Now I know that Ellen has gotten some criticism in her life. They say she’s too “difficult.” Well, she’s a beautiful, luscious young woman who is very outspoken and that does seem to rub some folks the wrong way. She sometimes says things she would later wish she hadn’t said – or at least we wish she hadn’t said.
But she didn’t deserve this kind of dismal wedding. It was agony for me to have to watch the ceremony. I was ready to cancel the whole deal, but she waffled; she said that in spite of everything she wanted to go through with it.
I think that secretly she sort of likes Jeff and that she sees some good in him that I can't see. Well, I guess there’s nothing I can do but wish them the best.
After the “I now pronounce you” speech Jeff picked Ellen up like a sack of Uncle Ben’s rice and walked off with her. God only knows how this marriage is going to work out. It’s not going to be paradise, that’s for sure. I give it three weeks, at the most.
Believe me, Mom, missing Ellen’s wedding is the best thing you could have done. Happy new year from your loving son.

Go on; have a go. The above suggests which Shakespeare play?
(Submitted also to Sunday Scribblings.)

Sunday, January 6, 2013

150 Quiz Answer

The answer, as so many obviously know, is "Hamlet."
(For Three-Word Wednesday and ABC Wednesday: "Z" is for "Zero.")
Each week I’ve been posting a quiz here. Folks seem to like them so here’s another one.
I wrote the following scene, inspired by one of the better-known Shakespeare plays. Your assignment – should you choose to accept it – is this: the scene is suggestive of which play?

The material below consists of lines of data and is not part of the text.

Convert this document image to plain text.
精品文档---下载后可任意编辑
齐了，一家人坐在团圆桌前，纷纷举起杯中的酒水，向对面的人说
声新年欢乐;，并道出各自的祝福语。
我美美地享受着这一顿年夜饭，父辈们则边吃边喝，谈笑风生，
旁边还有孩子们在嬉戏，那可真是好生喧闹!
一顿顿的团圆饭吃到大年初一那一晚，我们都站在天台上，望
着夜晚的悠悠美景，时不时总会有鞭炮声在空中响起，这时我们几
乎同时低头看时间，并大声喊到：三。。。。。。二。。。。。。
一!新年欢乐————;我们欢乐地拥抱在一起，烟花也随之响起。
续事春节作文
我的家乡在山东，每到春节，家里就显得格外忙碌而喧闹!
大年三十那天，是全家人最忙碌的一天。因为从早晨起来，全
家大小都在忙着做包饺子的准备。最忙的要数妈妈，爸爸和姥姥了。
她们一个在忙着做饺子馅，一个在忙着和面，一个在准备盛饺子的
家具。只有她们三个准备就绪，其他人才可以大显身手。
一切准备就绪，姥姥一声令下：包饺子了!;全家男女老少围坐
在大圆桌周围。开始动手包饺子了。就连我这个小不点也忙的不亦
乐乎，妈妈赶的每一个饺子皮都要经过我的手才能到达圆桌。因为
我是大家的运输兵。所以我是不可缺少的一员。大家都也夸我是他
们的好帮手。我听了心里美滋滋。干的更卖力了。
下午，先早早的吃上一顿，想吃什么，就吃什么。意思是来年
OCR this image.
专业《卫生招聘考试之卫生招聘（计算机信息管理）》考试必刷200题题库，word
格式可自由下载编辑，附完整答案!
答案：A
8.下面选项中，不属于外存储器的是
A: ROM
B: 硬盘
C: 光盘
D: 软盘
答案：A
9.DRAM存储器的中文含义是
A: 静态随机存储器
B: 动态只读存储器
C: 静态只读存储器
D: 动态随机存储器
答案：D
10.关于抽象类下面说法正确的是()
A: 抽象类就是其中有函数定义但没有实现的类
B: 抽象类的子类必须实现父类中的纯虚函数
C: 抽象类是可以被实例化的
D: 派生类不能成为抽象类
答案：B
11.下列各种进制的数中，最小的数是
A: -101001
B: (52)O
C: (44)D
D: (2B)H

“Come, sit down. Let’s have a little talk.”
“Yeah, Mom. Okay.”
“Mervyn and I are happy to welcome you into our home, Tim. We’re all family and we should be able to get together without any problems.”
“And you think I’m the one who caused the problems?”
“Now, now. Get that chip off your shoulder. Sooner or later you’re going to accept that your mother has married again, to a wonderful man, and that she’s very happy. She would like her son to be happy for her.”
“Oh, I accept it, all right. But happy about it? Not so much.”
“Well, if you’ve made up your mind to be difficult because you never got along with your Uncle Merv, it’s probably better if you don’t visit so often.”
“Yeah, that’s probably a good idea.”
“Your father is gone, Tim, dead and gone. I know that’s a terrible loss for you – it’s a loss for all of us – but I decided to move on and marry again. And now Merv and I are a pair. Nothing you can say or do could destroy the love that your uncle and I have for each other.”
“I’m not trying to destroy it; I’m just focused on trying to understand it. Look at it from my point of view. You, my mother, are now joined up with this – this loser! Merv, for God’s sake! How could you!?”
“Now Tim, I’m not going to sit here and listen to this kind of vacant talk. Be respectful or just – just leave.”
“Your husband, my father, was a MAN! Talk about respect, everyone who knew him respected him, and loved him. And his brother, Merv - just look at him! He’s a nothing, a zero, a small fraction of a human being when compared with my Dad! And now the thought of the two of you rolling around on a sweaty bed together makes me want to puke!”
“That’s enough! I want you to leave now!”
“How could you, Mom? How could you?”

Go ahead; have a go. The previous scene is suggestive of which play?